Transit of Venus, June 6, 2012
On June 6, 2012, Venus will be transiting across the sun, from 10.30am until 4.30pm.
Transits of Venus are rare, occurring in pairs, eight years apart, with over a century between pairs. The first part of this pair, in 2004, was not able to be seen in New Zealand.
The next transit of Venus able to be seen from New Zealand won’t be until 2117, so no-one we know now will still be living to witness it.
James Cook travelled to the Pacific in 1769 to witness the transit of Venus and made landfall in Tairawhiti. So there is an historical context to witnessing the transit (seeing the same spectacle as James Cook as he discovered New Zealand).

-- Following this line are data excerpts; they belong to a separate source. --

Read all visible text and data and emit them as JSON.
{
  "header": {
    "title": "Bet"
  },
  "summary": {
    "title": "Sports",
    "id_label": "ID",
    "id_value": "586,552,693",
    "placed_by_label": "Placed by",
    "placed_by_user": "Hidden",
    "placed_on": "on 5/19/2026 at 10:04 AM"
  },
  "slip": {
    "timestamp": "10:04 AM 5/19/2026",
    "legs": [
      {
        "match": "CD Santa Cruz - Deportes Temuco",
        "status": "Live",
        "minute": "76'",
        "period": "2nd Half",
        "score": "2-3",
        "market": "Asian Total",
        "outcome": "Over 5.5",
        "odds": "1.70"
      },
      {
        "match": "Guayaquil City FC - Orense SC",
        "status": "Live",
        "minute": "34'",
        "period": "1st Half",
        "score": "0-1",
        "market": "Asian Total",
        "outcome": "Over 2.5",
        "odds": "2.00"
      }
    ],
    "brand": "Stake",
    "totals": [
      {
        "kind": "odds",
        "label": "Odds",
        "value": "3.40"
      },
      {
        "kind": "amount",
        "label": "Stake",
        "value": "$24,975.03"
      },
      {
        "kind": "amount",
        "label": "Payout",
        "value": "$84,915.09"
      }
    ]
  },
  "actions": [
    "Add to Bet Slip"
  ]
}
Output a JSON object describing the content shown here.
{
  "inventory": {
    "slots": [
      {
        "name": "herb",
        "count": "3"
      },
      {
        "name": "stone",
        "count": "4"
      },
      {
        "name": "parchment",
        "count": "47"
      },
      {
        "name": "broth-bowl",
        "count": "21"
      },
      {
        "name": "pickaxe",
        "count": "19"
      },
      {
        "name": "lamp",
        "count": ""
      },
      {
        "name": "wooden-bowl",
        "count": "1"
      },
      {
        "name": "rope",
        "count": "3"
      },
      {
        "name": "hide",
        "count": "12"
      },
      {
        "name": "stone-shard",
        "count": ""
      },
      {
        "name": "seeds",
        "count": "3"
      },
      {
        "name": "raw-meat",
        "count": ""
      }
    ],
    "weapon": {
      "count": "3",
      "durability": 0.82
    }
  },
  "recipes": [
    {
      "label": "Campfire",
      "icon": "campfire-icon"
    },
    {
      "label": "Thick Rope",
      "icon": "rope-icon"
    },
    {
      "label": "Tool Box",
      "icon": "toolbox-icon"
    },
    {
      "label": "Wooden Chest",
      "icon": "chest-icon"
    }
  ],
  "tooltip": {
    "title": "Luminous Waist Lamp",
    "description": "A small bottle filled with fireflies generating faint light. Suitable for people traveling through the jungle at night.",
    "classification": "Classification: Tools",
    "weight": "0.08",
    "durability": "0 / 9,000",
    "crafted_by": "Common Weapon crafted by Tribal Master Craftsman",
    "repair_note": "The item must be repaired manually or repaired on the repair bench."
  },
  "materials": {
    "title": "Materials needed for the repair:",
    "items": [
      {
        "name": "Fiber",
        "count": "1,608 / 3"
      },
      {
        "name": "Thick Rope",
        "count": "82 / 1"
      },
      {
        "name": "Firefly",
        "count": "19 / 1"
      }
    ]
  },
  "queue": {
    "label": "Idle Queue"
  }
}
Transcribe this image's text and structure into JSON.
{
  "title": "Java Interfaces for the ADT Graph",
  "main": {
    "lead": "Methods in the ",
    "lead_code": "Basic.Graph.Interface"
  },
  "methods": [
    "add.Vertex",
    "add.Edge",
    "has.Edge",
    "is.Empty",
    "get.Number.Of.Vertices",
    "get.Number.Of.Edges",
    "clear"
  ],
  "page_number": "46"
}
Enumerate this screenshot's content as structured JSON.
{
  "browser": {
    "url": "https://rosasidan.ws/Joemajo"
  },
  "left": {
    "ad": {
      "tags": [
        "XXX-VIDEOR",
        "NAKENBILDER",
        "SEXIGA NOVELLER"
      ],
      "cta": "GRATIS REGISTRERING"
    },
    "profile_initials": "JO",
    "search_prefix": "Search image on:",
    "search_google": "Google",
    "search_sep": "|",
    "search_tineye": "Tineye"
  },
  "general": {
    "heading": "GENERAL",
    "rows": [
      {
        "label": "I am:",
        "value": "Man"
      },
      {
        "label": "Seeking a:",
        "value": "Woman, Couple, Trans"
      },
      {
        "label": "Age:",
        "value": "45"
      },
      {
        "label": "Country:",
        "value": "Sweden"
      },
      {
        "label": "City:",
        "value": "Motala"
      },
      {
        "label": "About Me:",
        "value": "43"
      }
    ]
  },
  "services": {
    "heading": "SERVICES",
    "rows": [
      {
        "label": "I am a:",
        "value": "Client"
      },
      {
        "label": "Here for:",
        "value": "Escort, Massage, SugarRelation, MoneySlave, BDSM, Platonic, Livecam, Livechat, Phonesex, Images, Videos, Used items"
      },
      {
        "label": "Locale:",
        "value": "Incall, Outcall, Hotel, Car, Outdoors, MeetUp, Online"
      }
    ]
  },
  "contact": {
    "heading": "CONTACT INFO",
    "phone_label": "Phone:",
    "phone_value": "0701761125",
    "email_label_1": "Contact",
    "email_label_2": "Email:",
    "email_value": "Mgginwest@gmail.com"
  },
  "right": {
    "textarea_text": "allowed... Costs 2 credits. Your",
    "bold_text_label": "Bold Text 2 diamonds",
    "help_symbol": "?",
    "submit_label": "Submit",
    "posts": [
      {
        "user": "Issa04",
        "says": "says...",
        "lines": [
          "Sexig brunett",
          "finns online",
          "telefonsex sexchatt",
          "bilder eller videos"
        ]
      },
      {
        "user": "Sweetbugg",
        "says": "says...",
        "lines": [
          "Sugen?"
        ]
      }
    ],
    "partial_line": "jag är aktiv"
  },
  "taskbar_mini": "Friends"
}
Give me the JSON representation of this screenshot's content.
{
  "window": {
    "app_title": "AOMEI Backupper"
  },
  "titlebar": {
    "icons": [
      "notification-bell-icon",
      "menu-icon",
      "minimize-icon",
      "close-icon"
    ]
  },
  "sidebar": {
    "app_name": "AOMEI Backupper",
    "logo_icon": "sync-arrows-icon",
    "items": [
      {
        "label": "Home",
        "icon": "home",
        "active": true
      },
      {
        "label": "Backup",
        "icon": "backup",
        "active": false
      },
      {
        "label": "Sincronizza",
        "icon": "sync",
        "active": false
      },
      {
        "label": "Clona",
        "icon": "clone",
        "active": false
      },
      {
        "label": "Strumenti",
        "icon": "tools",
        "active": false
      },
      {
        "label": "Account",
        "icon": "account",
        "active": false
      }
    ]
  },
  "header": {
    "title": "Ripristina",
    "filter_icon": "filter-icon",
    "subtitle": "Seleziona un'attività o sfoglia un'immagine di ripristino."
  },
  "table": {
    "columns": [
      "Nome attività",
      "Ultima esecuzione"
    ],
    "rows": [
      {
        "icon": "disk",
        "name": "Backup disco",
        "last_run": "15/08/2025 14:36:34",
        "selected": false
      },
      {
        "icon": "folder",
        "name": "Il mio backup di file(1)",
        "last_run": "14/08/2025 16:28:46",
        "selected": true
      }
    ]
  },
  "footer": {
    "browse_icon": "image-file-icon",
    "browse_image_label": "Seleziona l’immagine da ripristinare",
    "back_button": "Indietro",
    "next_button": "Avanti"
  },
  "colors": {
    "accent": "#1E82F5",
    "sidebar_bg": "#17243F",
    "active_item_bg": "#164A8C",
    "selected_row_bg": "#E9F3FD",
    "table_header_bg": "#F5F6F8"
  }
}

The Kauri Museum at Matakohe will be providing a telescope with a sun filter for viewing the transit. It will be set up in the tennis courts to the left of the museum. Everyone will be welcome to take a look as the transit progresses throughout the day. The best viewing time (when Venus will be at the high point of it’s arc across the bottom of the sun) will be at between 1 and 1.30pm.
For more information, please go to:
PLEASE NOTE: If the Weather Forecast is for cloud cover, we won’t be able to see through the telescope, but will try to set up to view the netcast in the Volunteer’s Hall in the Museum.